3. Tidak berpengaruhnya pertumbuhan ekonomi (PDB) terhadap nilai JII menandakan bahwa meningkat dan menurunnya pendapatan domestik bruto kurang dapat mempengaruhi minat investor untuk menanamkan modalnya ke saham syariah. Meningkatnya pendapatan domestik bruto berpengaruh positif terhadap pendapatan konsumen karena dapat meningkatkan permintaan terhadap produk perusahaan. Namun, dalam kasus ini, walaupun PDB mengalami kenaikan para investor lebih memilih berinvestasi pada saham non-syariah, hal ini bisa disebabkan karena nilai saham syariah masih rendah jika dibandingkan dengan saham non-syariah.
C. Keterbatasan Penelitian
Beberapa keterbatasan penelitian sekaligus kelemahan dalam penelitian ini antara lain:
1. Masih terbatasnya pembahasan mengenai variabel bebas yang berkaitan dengan aspek
syariah dikarenakan terbatasnya literatur tentang ekonomi moneter islami yang digunakan.
2. Adanya keterbatasan dalam menjelaskan ACF dan PACF.
3. Adanya beberapa pengujian secara statistic yang belum sistematis.
4. Penelitian ini hanya menggunakan variabel pertumbuhan GDP, Inflasi, Kurs Rupiah,
dan suku bunga SBI, padahal masih banyak faktor lainnya yang bisa mempengaruhi penelitian.
5. Penelitian ini hanya menggunakan empat variabel makro ekonomi dan tidak memperhatikan faktor kondisi sosial dan keamanan yang terjadi di Indonesia yang juga mempengaruhi pergerakan pasar saham, terutama saham syariah.
D. Agenda Penelitian Selanjutnya
Berdasarkan hasil penelitian yang dilakukan dengan beberapa keterbatasannya dapat disampaikan beberapa saran yang bisa menjadi masukan untuk penelitian yang akan datang, masukan itu antara lain:
1. Untuk penelitian selanjutnya disarankan untuk lebih menambah literatur tentang
ekonomi moneter islami dan pembahasannya.

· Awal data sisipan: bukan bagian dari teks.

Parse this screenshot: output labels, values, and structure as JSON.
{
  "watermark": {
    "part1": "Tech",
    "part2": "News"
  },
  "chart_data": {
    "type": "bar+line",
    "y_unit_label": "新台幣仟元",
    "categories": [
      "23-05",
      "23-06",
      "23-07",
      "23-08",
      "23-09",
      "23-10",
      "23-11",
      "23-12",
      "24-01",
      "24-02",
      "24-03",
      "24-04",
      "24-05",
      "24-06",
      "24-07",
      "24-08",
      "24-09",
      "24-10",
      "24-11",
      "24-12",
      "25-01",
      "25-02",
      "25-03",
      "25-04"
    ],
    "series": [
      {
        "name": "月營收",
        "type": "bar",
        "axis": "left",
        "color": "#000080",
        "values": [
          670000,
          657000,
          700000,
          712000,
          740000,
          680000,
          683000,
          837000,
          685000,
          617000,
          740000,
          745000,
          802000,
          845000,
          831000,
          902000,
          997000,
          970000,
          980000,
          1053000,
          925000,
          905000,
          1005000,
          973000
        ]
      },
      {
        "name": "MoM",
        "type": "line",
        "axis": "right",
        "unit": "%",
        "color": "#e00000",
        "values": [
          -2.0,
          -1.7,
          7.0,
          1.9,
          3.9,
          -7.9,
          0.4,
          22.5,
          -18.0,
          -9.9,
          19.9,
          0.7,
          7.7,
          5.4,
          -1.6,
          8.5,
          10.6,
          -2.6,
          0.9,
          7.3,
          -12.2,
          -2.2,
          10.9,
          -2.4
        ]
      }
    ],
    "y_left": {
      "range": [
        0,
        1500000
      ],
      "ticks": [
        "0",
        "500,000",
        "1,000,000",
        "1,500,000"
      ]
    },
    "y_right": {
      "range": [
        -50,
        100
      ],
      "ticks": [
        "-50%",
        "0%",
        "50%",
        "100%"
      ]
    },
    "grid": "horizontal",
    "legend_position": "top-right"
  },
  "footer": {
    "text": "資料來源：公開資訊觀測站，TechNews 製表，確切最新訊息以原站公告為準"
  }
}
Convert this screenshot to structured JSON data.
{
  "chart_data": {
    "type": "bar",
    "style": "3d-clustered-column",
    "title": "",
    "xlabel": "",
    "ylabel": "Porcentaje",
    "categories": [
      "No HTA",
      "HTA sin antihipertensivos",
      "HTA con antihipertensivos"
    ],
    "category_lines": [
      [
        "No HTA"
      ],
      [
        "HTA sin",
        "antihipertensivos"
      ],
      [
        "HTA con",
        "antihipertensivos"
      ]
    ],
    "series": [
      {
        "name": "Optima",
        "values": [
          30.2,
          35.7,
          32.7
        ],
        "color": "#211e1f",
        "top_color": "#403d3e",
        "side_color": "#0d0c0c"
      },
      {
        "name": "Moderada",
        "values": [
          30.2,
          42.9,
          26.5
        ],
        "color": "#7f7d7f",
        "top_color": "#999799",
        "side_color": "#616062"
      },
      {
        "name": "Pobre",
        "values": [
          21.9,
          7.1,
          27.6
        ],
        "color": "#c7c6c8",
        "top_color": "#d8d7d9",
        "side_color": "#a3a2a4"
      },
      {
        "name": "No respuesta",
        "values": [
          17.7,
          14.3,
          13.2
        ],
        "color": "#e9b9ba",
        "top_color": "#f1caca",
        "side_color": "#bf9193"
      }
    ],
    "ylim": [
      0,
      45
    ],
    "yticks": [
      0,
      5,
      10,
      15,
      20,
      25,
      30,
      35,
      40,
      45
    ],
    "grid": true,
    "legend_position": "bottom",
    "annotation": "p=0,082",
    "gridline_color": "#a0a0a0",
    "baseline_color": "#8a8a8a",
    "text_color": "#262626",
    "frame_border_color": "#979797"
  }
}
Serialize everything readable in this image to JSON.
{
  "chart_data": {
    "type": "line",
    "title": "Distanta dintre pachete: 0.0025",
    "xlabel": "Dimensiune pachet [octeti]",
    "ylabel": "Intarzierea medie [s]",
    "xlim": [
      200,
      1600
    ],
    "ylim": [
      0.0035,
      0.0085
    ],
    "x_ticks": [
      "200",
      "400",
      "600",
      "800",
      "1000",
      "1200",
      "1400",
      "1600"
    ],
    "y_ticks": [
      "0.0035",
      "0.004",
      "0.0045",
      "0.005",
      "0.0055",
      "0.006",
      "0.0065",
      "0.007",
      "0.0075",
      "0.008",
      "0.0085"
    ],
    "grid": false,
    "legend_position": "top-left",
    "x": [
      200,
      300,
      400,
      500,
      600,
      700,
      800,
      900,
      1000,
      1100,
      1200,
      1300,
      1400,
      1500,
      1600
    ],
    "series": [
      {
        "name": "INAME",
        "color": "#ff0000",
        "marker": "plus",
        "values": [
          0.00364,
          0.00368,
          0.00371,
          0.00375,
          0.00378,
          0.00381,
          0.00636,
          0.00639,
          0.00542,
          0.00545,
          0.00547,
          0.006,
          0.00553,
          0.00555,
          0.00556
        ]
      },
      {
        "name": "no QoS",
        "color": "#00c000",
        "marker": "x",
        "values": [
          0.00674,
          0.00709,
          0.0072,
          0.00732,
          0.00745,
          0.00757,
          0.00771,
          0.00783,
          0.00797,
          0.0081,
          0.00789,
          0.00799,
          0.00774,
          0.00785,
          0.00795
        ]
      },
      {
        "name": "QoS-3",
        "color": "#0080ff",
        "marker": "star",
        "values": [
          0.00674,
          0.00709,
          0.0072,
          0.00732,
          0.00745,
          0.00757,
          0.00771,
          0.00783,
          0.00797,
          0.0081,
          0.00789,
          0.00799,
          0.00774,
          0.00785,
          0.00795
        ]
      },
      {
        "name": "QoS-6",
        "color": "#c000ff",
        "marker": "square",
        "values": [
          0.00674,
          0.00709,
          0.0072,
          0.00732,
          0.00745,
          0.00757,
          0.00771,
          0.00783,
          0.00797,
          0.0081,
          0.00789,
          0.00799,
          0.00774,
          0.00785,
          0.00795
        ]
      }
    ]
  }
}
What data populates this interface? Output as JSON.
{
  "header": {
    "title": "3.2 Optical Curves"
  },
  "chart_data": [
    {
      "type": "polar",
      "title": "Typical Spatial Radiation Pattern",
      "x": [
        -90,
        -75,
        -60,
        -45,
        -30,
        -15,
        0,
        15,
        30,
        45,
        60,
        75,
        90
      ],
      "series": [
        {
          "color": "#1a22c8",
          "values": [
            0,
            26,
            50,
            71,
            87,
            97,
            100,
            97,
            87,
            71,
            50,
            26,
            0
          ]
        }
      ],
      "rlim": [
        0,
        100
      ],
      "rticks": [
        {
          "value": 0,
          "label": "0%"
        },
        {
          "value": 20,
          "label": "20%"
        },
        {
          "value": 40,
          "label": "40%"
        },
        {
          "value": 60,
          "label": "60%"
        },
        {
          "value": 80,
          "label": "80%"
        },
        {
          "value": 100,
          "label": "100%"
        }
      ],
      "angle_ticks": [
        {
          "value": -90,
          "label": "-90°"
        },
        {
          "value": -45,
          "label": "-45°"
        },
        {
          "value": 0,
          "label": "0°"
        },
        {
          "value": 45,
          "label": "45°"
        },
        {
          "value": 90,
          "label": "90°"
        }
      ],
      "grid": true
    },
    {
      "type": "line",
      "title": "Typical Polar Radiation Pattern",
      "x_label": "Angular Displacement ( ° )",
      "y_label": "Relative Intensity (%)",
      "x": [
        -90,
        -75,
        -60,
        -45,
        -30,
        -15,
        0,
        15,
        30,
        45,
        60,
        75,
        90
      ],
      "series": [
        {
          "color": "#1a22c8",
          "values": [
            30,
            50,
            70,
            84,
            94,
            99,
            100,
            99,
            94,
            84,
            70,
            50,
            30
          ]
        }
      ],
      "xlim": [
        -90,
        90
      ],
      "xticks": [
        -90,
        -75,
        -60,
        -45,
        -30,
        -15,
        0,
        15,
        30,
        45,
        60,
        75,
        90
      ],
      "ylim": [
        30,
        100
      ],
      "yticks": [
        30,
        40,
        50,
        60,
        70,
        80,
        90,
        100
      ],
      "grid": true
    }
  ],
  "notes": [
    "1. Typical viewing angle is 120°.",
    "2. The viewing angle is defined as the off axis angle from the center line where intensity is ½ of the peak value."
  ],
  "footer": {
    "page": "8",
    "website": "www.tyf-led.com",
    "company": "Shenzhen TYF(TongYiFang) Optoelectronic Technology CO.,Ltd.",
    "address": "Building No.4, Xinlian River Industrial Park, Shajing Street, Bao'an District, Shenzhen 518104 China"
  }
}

2. Penelitian lebih lanjut dapat menggunakan metode lain yang dimungkinkan lebih baik
dari analisis variabel yang digunakan dalam penelitian ini. Dengan penelitian ini diharapkan ddapat diperoleh hasil penelitian yang lebih beragam dengan menambah beberapa variabel.
3. Penelitian selanjutnya dapat membandingkan periode penelitian yaitu antara periode
sebelum krisis dan pada saat krisis finansial global sehingga akan diketahui konsistensi variabel tersebut dalam melihat pengaruh faktor-faktor yang mempengaruhi pergerakan JII.